As the complete results are available, Biden won 1,105,470 more votes than Sanders in the three contests. While Sanders amassed 1,155,716 votes, he still lagged behind the number of votes he won in 2016 in these states, which was 1,712,026. In other words, Sanders received 556,310 less votes than in 2016.
Sanders’ path to the White House is all but blocked, given the overwhelming defeat in South Carolina and lackluster performances in Super Tuesday I & II. On Super Tuesday III, Biden picked up 286 delegates, while Sanders picked up 140. The total delegate count stands with Biden having 1,201 and Sanders with 896. The eventual nominee will need 1,991 delegates to secure the party’s nomination.
According to Exit Polling data in Illinois, the candidates’ support largely remained with their bases: Biden with Black and White voters, while Sanders won the Hispanic and Latino vote. Similarly, neither candidate’s support differentiated from expected age groups. Sanders’ voters in this state remained between 18-39, while Biden was supported by those aged 40-65 and over.
Arizona largely mirrored Illinois’ results in that Biden won White and older voters, while Sanders won voters under the age of 50. Also, Sanders won Hispanic and Latino voters 41 to 37. In this Exit Polling data, no information was available for Black votes.

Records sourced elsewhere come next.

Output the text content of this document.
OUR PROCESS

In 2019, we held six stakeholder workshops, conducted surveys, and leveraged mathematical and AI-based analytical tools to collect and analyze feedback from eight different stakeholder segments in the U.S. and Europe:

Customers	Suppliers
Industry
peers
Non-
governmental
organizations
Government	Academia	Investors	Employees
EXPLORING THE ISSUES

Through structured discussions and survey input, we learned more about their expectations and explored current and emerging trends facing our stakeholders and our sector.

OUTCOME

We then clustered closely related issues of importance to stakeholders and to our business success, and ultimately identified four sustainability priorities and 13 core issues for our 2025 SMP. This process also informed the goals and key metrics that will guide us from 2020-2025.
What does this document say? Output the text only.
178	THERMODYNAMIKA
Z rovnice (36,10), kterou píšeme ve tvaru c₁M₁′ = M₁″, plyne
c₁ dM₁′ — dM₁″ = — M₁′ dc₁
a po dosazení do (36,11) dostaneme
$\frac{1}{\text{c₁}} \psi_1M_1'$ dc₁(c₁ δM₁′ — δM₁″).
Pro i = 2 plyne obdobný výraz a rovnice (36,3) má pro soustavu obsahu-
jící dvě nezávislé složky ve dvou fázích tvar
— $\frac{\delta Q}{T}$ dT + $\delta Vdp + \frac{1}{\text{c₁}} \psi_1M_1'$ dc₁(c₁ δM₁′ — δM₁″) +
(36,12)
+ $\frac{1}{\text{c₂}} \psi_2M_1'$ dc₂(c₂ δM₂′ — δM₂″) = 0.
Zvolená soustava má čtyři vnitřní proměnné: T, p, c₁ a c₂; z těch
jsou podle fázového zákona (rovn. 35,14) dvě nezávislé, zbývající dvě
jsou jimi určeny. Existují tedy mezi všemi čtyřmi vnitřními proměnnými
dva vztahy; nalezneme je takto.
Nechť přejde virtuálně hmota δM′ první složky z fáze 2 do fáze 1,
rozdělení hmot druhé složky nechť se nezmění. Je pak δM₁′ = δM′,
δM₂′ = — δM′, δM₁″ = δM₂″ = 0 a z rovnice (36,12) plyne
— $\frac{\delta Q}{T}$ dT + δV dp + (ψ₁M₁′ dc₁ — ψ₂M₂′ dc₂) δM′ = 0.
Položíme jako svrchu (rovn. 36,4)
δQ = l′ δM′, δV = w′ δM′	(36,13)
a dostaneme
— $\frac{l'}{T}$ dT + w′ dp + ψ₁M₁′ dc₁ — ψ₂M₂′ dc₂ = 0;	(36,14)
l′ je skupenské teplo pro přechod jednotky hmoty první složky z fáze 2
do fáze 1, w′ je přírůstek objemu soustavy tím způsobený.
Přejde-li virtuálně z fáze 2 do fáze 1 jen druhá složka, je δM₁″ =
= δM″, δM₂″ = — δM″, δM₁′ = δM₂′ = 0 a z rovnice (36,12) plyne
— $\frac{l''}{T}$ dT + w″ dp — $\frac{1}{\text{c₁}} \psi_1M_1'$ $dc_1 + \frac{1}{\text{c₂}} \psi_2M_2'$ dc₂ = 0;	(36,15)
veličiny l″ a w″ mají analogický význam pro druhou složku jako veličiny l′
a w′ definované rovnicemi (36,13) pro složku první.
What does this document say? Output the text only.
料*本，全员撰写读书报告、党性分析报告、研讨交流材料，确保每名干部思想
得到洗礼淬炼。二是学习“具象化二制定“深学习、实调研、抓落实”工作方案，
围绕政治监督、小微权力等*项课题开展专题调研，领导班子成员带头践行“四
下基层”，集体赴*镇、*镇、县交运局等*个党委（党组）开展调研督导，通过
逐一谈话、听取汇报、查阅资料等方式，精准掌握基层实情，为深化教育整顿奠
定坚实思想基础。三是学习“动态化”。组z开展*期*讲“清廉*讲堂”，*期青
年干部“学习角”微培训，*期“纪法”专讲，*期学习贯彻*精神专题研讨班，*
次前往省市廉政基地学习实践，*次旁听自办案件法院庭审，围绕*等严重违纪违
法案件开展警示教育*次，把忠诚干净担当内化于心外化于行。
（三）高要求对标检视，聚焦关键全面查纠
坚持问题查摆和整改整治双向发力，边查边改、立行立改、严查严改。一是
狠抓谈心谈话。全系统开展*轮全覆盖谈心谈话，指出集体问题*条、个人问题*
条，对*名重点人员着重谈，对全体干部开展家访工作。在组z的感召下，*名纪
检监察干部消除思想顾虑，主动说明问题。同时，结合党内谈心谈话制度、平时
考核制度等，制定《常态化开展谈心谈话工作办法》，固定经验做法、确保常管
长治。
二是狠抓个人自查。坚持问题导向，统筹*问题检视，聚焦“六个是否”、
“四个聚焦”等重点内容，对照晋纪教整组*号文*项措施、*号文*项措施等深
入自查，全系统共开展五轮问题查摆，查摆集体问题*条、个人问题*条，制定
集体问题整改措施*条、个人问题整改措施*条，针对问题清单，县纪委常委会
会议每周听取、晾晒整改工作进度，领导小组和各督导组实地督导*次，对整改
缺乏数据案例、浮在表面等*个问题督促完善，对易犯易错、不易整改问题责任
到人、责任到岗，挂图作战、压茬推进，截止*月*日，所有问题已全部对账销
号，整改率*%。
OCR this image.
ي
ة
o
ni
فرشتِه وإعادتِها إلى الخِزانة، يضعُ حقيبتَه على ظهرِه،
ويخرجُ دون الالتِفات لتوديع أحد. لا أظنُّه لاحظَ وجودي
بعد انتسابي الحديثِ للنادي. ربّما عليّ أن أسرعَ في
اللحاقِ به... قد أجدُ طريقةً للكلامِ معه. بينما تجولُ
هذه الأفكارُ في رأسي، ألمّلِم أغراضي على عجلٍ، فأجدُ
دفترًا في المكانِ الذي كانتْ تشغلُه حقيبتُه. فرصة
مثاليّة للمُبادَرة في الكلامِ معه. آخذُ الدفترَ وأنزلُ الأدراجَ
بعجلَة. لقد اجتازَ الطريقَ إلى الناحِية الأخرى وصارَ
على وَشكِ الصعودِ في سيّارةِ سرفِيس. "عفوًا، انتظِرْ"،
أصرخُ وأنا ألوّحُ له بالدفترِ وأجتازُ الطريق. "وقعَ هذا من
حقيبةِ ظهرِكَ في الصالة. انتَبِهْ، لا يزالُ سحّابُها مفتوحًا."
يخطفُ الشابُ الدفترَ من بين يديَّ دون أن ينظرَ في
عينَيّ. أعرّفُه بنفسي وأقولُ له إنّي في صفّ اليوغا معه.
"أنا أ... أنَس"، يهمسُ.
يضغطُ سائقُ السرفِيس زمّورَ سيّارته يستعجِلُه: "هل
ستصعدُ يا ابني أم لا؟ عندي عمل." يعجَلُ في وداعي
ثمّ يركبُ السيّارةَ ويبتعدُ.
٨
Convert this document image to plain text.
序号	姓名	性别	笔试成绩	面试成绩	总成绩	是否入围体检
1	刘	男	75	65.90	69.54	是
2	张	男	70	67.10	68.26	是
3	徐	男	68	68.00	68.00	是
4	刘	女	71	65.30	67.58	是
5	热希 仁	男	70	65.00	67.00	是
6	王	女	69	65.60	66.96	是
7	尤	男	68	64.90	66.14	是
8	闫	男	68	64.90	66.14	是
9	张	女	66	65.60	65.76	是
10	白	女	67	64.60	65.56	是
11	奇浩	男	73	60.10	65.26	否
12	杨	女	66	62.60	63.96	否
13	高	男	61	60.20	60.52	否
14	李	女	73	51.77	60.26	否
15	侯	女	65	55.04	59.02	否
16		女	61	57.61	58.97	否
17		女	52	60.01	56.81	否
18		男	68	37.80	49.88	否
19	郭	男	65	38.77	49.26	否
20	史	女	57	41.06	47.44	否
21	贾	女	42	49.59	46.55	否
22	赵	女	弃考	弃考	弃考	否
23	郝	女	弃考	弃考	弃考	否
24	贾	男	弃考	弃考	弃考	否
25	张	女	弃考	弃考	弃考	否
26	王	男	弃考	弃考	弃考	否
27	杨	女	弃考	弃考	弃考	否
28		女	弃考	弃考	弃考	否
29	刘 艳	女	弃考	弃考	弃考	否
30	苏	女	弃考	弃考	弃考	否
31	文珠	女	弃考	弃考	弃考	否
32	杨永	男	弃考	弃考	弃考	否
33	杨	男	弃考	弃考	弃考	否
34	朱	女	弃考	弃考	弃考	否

In Florida, a state Biden defeated Sanders by over 359,000 votes, the results were different than the other two states in this contest. Here, Biden won all race categories, even Hispanic and Latino votes, who have remained largely supportive of Sanders. According to Exit Polling data, Biden won these voters 57 to 31. Also, it should be noted that in Florida, Sanders received 416,255 less than in comparison to the 2016 Democratic primary.
Sanders’ path to the nomination is all but over, but both candidates will face a difficult path forward, given the inability to hold campaign rallies due to the coronavirus, which has killed almost 15,000 people worldwide, according to the World Health Organization.
Another issue plaguing the nominating contest is that most states will be expected to delay primary elections, given the recent encouragement from Health officials to social distance.
Twenty-one states have issued some degree of lockdown or shelter in place order.
The primary in Georgia, which was scheduled for today, has been rescheduled to May 19 because of the coronavirus. Puerto Rico’s primary, originally scheduled for March 29th, was changed to April 26th.
The next primary on the calendar will be held in Hawaii on April 4th, but it remains to be seen whether the election will be delayed, considering the state is under a lockdown and recently reported it’s first death from coronavirus. Alaska, Louisiana, and Wyoming were to join Hawaii in voting on April 4th, but have rescheduled.